In der Salzwedeler Katharinenkirche haben in dieser Woche die Arbeiten zur Rettung des Bauwerks begonnen. Seit anderthalb Jahren ist der Westvorbau wegen Einsturzgefahr gesperrt. Die instabilen Fundamente sollen nun durch Stahlnadeln stabilisiert und das Gotteshaus zusätzlich durch 150 Betonsäulen gestützt werden. Die Kosten belaufen sich auf rund 580 000 Euro.

Salzwedel. "Die Rettungsarbeiten sind angelaufen", verkündete gestern Gemeindekirchenratsvorsitzender Dr. Frieder Oßwald sichtbar erleichtert. Nachdem vorbereitende Maßnahmen wie die Baugrunduntersuchung und das Freilegen der Fundamente erledigt sind, geht es nun ans Eingemachte. In den nächsten Monaten wollen Spezialfirmen die Ende des 15. Jahrhunderts an die Kirche angebaute Fronleichnamskapelle derart auf feste Füße stellen, dass die Einsturzgefahr gebannt ist.

"Ich bin froh, dass wir mit dem HDI-Verfahren ein Konzept dafür haben", sagte Dr. Oßwald. HDI steht für Hochdruckinjektion. Dirk Essing, Oberbauleiter der niedersächsischen Keller Grundbau GmbH Dorfmark, erläuterte, dass seine Firma als erste in Europa diese aus Japan stammende Technik angewandt hatte. Unter anderem ist dadurch der Turm des Brandenburger Doms gerettet worden. Geplant sei, per Hochdruckwasserstrahl (200 Meter pro Sekunde) Löcher in den Baugrund unter der Westhalle von St. Katharinen zu treiben. Und zwar jeweils 6,50 Meter tief. Denn erst in diesem Bereich gibt es einen tragfähigen Untergrund, erklärte Architekt Jan Bodenstein aus Seehausen. Die Löcher werden mit Zement verfüllt, so dass letztlich Betonsäulen mit einem Durchmesser von jeweils 1,20 Meter den Westvorbau stützen werden.

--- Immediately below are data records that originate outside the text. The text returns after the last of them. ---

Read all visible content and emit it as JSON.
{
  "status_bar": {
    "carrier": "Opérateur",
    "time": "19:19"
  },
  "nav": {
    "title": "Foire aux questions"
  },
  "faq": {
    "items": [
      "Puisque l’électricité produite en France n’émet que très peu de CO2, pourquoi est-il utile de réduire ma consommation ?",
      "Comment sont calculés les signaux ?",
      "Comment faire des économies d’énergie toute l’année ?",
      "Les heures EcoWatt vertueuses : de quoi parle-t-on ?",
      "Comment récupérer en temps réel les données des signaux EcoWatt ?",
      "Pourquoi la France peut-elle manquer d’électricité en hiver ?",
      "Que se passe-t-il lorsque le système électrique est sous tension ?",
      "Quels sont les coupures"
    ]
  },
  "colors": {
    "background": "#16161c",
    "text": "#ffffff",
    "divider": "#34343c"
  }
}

Die eigentlichen Fundamente sind äußerst bescheiden. Es ist fast unglaublich, dass sie die Lasten über mehrere Jahrhunderte gehalten haben. Laut Jan Bodenstein bestehen die Fundamente aus lose aufgeschütteten Feldsteinen, die einen Meter tief in nicht tragfähigem Untergrund liegen. Deshalb solle das HDI-Verfahren helfen, die vertikalen Lasten dauerhaft zu stemmen.

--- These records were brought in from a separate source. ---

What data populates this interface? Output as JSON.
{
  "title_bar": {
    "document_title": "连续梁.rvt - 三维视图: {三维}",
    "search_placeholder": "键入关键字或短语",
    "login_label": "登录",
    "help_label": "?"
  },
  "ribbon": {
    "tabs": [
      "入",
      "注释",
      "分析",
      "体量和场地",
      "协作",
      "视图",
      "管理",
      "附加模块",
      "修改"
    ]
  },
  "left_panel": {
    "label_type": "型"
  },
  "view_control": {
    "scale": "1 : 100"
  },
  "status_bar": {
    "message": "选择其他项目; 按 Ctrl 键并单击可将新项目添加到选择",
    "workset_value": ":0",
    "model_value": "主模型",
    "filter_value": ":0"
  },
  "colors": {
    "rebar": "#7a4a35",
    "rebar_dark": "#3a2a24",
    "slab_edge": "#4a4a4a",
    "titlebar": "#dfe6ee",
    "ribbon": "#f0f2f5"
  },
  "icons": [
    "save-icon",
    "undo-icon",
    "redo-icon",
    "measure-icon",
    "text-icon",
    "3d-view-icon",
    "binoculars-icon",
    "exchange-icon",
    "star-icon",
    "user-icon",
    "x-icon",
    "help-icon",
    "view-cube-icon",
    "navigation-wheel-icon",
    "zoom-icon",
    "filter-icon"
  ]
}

Die eklatanten Schwächen des Bauwerks waren aber vor allem durch das Wirken horizontaler Lasten zu Tage getreten. Im extrem kalten Januar 2009 war einer der schmiedeeisernen Zuganker gerissen, die die Westwand an den Kirchenhauptbau ketten. Die auf den anderen Ankern liegenden Kräfte vervielfachten sich. Seitdem droht der Einsturz. Eine weiträumige Absperrung machte sich notwendig. Das Südportal dient seitdem als Haupteingang. Die Mittelsäulen in der Fronleichnamskapelle neigen sich durch die vom Gewölbe ausgehenden Horizontalkräfte ebenso gen Westen wie die Westwand. In die Senkrechte sind sie nicht mehr zu versetzen. "Wir werden den jetzigen Zustand ,einfrieren‘", kündigte der Architekt an. Auf welche Weise dies gelingen soll, müsse noch entschieden werden. So käme unter anderem ein neues Ankersystem in Frage. "Vielleicht sind wir auch tapfer und machen gar nichts", überlegte Jan Bodenstein, ob die Stabilisierungsmaßnahmen im Boden eventuell ausreichen könnten.

Dr. Frieder Oßwald schätzte die Kosten gestern auf 580 000 Euro – deutlich mehr als die zunächst veranschlagten 268 000 Euro. Ein Statikgutachten hatte ergeben, dass erheblich mehr Betonsäulen gesetzt werden müssen als ursprünglich angenommen. Doch die Finanzierung stehe trotz des Kostensprungs, auch wegen der vielen Spender aus Salzwedel und ganz Deutschland, bedankte sich der Gemeindekirchenratsvorsitzende. Er hofft darauf, dass die Sicherungsarbeiten im Sommer beendet sein werden und ab 2012 die Abiturienten des Jahngymnasiums wieder durch die Hauptpforte zu ihrer Entlassungsfeier schreiten können.